Asymptomatic patients with HIV-associated KS usuallydo not require radiographic evaluation of the affected area due to the chronic indolent course of disease. Also, screening for distant organ involvement is not needed, given the low frequency of radiographically evident metastatic disease.
When suspected, fluorine-18-fluorodeoxyglucose PET/CT is a useful tool in detecting and monitoring the extent and progression of visceral KS (9–13); however, no study has been conducted so far comparing the effectiveness of the multiple imaging modalities available for tumor staging. Bronchoscopy and upper and lower endoscopy are frequently used tools for the diagnosis of pulmonary and GI KS, respectively, when involvement of these organs is suspected.
Pericardial effusion is a known complication of HIV infection. However, the incidence has declined dramatically since the application of ART and it is currently considered a rare complication of HIV infection (14, 15). Some studies suggest that KS is responsible for 5–7% of HIV-associated pericardial effusions (16, 17). Other causes of pericardial effusion in HIV patients include mycobacterial, bacterial, fungal, and viral infections, and lymphoma (16, 17).
There are multiple cases in the literature of biopsy-proven KS-related pericardial effusions with the diagnoses established either at autopsy or in symptomatic patients (18–21). Other cases of KS-related pericardial effusions were reported based on the course of the disease (22).
The major goals of therapy are to prevent progression of disease, to reduce tumor size thereby reducing organ compromise and edema, and to reduce psychological stress (8).
Systemic treatment with potent combination ART is the main method of treatment. Further treatment beyond ART depends on the extent of disease, location, the rapidity of tumor growth, HIV viral load, CD4 cell count, and the patient's overall condition and preference. Options include intralesional chemotherapy, systemic chemotherapy, and radiation therapy (8, 22–26).
Conclusions
KS-related pericardial effusion can be a life-threatening emergency and should be in the differential diagnosis in HIV-positive patients who present with signs and symptoms of pericardial effusion.

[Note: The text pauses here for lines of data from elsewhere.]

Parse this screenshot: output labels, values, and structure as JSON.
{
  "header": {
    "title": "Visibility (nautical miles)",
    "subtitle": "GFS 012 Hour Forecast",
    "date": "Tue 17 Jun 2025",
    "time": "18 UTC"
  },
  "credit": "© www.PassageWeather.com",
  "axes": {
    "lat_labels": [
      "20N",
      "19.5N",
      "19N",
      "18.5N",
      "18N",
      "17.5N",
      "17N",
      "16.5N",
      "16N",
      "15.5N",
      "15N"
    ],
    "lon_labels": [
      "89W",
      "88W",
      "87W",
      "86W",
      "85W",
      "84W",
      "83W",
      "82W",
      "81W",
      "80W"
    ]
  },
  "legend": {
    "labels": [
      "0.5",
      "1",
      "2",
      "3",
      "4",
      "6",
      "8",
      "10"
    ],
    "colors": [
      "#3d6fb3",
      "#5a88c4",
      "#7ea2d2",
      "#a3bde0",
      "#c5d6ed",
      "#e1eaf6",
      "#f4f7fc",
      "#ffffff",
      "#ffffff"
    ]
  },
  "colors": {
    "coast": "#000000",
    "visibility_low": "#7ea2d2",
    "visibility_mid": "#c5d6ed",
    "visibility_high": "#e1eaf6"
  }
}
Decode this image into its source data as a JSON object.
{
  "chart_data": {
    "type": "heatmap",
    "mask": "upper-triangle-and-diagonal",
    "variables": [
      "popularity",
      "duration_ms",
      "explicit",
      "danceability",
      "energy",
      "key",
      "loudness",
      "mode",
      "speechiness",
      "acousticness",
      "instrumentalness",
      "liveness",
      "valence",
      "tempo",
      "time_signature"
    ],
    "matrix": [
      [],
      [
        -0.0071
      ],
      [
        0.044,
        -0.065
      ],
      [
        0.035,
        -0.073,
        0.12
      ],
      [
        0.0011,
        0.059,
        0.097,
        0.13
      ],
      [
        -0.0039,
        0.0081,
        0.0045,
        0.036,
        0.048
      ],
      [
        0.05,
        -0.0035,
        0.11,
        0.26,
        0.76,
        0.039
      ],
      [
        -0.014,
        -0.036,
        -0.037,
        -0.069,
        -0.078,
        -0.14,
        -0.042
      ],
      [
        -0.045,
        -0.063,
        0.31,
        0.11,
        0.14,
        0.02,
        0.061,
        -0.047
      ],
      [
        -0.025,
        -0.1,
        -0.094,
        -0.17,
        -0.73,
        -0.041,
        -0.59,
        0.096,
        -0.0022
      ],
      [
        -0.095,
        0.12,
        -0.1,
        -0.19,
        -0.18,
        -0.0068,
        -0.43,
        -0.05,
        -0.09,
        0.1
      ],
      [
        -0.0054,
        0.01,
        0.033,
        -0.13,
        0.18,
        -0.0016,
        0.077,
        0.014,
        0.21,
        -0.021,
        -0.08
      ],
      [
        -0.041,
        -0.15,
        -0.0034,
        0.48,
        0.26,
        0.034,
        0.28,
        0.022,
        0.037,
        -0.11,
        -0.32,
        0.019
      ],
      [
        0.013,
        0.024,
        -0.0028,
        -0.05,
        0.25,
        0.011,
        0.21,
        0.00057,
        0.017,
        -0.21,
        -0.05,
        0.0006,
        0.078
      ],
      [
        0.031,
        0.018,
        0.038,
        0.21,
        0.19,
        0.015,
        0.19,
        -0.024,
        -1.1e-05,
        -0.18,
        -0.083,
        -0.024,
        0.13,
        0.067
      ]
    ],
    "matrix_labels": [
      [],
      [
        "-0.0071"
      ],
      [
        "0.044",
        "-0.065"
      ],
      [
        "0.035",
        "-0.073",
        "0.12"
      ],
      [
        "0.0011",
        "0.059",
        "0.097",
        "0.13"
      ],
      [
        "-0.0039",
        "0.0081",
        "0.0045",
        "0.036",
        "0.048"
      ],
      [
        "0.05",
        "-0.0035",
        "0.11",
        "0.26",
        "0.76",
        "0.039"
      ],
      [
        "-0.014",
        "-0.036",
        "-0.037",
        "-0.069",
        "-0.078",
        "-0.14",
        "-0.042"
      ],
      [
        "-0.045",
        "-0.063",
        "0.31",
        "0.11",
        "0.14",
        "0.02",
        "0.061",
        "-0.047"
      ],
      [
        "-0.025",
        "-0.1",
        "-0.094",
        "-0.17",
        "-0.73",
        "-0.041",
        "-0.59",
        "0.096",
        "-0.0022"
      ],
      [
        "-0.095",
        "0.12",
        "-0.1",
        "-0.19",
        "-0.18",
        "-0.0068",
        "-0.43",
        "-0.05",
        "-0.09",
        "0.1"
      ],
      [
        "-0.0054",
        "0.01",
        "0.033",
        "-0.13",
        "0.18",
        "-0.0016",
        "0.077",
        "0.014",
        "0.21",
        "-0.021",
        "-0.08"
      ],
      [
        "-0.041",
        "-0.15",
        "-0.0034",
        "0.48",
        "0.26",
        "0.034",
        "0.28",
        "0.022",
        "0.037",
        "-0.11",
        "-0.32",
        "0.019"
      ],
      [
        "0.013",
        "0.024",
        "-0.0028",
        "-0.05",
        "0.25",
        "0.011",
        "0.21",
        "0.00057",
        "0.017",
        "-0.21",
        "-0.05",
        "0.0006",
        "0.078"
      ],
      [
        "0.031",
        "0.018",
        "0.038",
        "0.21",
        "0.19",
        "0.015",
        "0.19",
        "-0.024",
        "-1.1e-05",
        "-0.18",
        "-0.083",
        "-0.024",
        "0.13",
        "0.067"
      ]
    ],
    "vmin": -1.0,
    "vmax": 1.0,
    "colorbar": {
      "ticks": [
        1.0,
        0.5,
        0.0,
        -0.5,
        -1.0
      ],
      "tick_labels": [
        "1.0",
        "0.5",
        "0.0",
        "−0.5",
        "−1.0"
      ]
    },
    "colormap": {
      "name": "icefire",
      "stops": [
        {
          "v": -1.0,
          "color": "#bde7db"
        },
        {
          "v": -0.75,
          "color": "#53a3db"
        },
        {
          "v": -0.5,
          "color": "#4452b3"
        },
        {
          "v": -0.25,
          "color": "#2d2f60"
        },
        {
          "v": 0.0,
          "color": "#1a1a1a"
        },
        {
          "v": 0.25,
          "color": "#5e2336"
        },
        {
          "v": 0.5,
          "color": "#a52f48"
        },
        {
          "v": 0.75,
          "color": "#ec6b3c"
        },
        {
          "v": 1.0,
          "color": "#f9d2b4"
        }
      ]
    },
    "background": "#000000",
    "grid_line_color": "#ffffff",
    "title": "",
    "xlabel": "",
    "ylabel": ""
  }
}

The importance of differentiating KS-related pericardial effusion from other causes of pericardial effusion lies in the differences in treatment in comparison to other causes of pericardial effusion.
In our patient, a high index of suspicion for the possible involvement of KS led to the correct diagnosis and thus the successful management.
Conflict of interest and funding
The authors have not received any funding or benefits from industry or elsewhere to conduct this study.